Well, when did the sub-prime mortgage mess begin?
Huggy85
03-07-2009, 10:44 AM
Bluesky, I hope you recognize my sarcasm.
As to your question, here's something...
"The peak period of the US real estate bubble which began in about 2002 when Alan Greenspan began the most aggressive series of rate cuts in Federal Reserve history was 2005-2006. Greenspan’s intent, as he admitted at the time, was to replace the Dot.com internet stock bubble with a real estate home investment and lending bubble. He argued that was the only way to keep the US economy from deep recession. In retrospect a recession in 2002 would have been far milder and less damaging than what we now face.
Of course, Greenspan has since safely retired, written his memoirs and handed the control (and blame) of the mess over to a young ex-Princeton professor, Ben Bernanke. As a Princeton graduate, I can say I would never trust monetary policy for the world’s most powerful central bank in the hands of a Princeton economics professor. Keep them in their ivy-covered towers.
Now the last phase of every speculative bubble is the one where the animal juices get the most excited. This has been the case with every major speculative bubble since the Holland Tulip speculation of the 1630’s to the South Sea Bubble of 1720 to the 1929 Wall Street crash. It was true as well with the US 2002-2007 Real Estate bubble. In the last two years of the boom in selling real estate loans, banks were convinced they could resell the mortgage loans to a Wall Street financial house who would bundle it with thousands of good better and worse quality mortgage loans and resell them as Collateralized Mortgage Obligation bonds. In the flush of greed, banks became increasingly reckless of the credit worthiness of the prospective home owners. In many cases they did not even bother to check if the person was employed. Who cares? It will be resold and securitized and the risk of mortgage default was historically low.
That was in 2005. The most Sub-prime mortgages written with Adjustable Rate Mortgage contracts were written between 2005-2006, the last and most furious phase of the US bubble. Now a whole new wave of mortgage defaults is about to explode onto the scene beginning January 2008. Between December 2007 and July 1, 2008 more than $690 Billion in mortgages will face an interest rate jump according to the contract terms of the ARMs written two years before. That means market interest rates for those mortgages will explode monthly payments just as recession drives incomes down. Hundreds of thousands of homeowners will be forced to do the last resort of any homeowner: stop monthly mortgage payments."

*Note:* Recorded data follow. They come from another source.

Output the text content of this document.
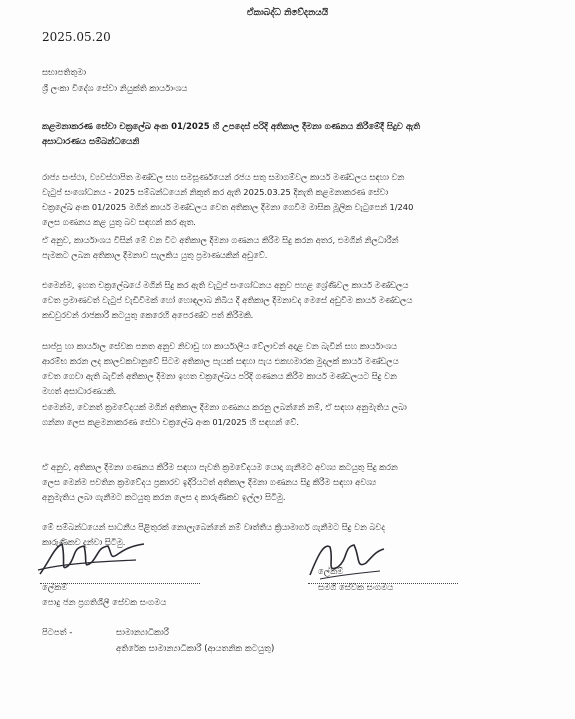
ඒකාබද්ධ නිවේදනයයි
2025.05.20
සභාපතිතුමා
ශ්‍රී ලංකා විදේශ සේවා නියුක්ති කාර්යාංශය
කළමනාකරණ සේවා චක්‍රලේඛ අංක 01/2025 හි උපදෙස් පරිදි අතිකාල දීමනා ගණනය කිරීමේදී සිදුව ඇති
අසාධාරණය සම්බන්ධයෙනි
රාජ්‍ය සංස්ථා, ව්‍යවස්ථාපිත මණ්ඩල සහ සමසූර්ණයෙන් රජය සතු සමාගම්වල කාර්ය මණ්ඩලය සඳහා වන
වැටුප් සංශෝධනය - 2025 සම්බන්ධයෙන් නිකුත් කර ඇති 2025.03.25 දිනැති කළමනාකරණ සේවා
චක්‍රලේඛ අංක 01/2025 මගින් කාර්ය මණ්ඩලය වෙත අතිකාල දීමනා ගෙවීම මාසික මූලික වැටුපෙන් 1/240
ලෙස ගණනය කළ යුතු බව සඳහන් කර ඇත.
ඒ අනුව, කාර්යාංශය විසින් මේ වන විට අතිකාල දීමනා ගණනය කිරීම සිදු කරන අතර, එමගින් නිලධාරීන්
පැමකට ලබන අතිකාල දීමනාව සැලකිය යුතු ප්‍රමාණයකින් අඩුවේ.
එමෙන්ම, ඉහත චක්‍රලේඛයේ මගින් සිදු කර ඇති වැටුප් සංශෝධනය අනුව පහළ ශ්‍රේණිවල කාර්ය මණ්ඩලය
වෙත ප්‍රමාණවත් වැටුප් වැඩිවීමක් හෝ හොඳලාබ නිබිය දී අතිකාල දීමනාවද මෙසේ අඩුවීම කාර්ය මණ්ඩලය
කඩවුරවන් රාජකාරී කටයුතු කෙරෙහි අපෙරණ්ව පත් කිරීමකි.
සාප්පු හා කාර්යාල සේවක පනත අනුව නිවාඩු හා කාර්යාලීය වේලාවන් අදාළ වන බැවින් සහ කාර්යාංශය
ආරම්භ කරන ලද කාලවකවානුවේ සිටම අතිකාල පැයක් සඳහා පැය එකහමාරක මුදලක් කාර්ය මණ්ඩලය
වෙත ගෙවා ඇති බැවින් අතිකාල දීමනා ඉහත චක්‍රලේඛය පරිදි ගණනය කිරීම කාර්ය මණ්ඩලයට සිදු වන
මහත් අසාධාරණයකි.
එමෙන්ම, වෙනත් ක්‍රමවේදයක් මගින් අතිකාල දීමනා ගණනය කරනු ලබන්නේ නම්, ඒ සඳහා අනුමැතිය ලබා
ගන්නා ලෙස කළමනාකරණ සේවා චක්‍රලේඛ අංක 01/2025 හි සඳහන් වේ.
ඒ අනුව, අතිකාල දීමනා ගණනය කිරීම සඳහා පැවති ක්‍රමවේදයම යොදා ගැනීමට අවශ්‍ය කටයුතු සිදු කරන
ලෙස මෙන්ම පවතින ක්‍රමවේදය ප්‍රකාරව ඉදිරියටත් අතිකාල දීමනා ගණනය සිදු කිරීම සඳහා අවශ්‍ය
අනුමැතිය ලබා ගැනීමට කටයුතු කරන ලෙස ද කාරුණිකව ඉල්ලා සිටිමු.
මේ සම්බන්ධයෙන් සාධනීය පිළිතුරක් නොලැබෙන්නේ නම් වෘත්තීය ක්‍රියාමාර්ග ගැනීමට සිදු වන බවද
කාරුණිකව දන්වා සිටිමු.
ලේකම්
පොදු ජන ප්‍රගතිශීලී සේවක සංගමය
ලේකම්
සමගි සේවක සංගමය
පිටපත් -	සාමාන්‍යාධිකාරී
අතිරේක සාමාන්‍යාධිකාරී (ආයතනික කටයුතු)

http://www.globalresearch.ca/index.php?context=va&aid=7413
stupefied
03-07-2009, 10:51 AM
He argued that was the only way to keep the US economy from deep recession. In retrospect a recession in 2002 would have been far milder and less damaging than what we now face.
Which is the argument now used for irresponsible spending on a scale hardly imaginable. Obama didn't get them into this mess but he's going to do his best to make it worse. History judge him harshly based on what he's done so far.
GRUMPY
03-07-2009, 04:16 PM
This is something that I honestly can't understand at all,years ago when Ontario was going through the identical thing the NDP who were in power at the time tried the same thing and failed. For years the Liberals and the Conservatives (when they actually were the Conservatives and not these present jokers) would always throw up that fact to the NDP every chance they could, it was even thrown up at Bob Ray just a short time ago when he ran for the head of the Liberal party why will it work now if it didn't then. Plus if it was such a stupid thing to do then why is it such a smart thing to do now?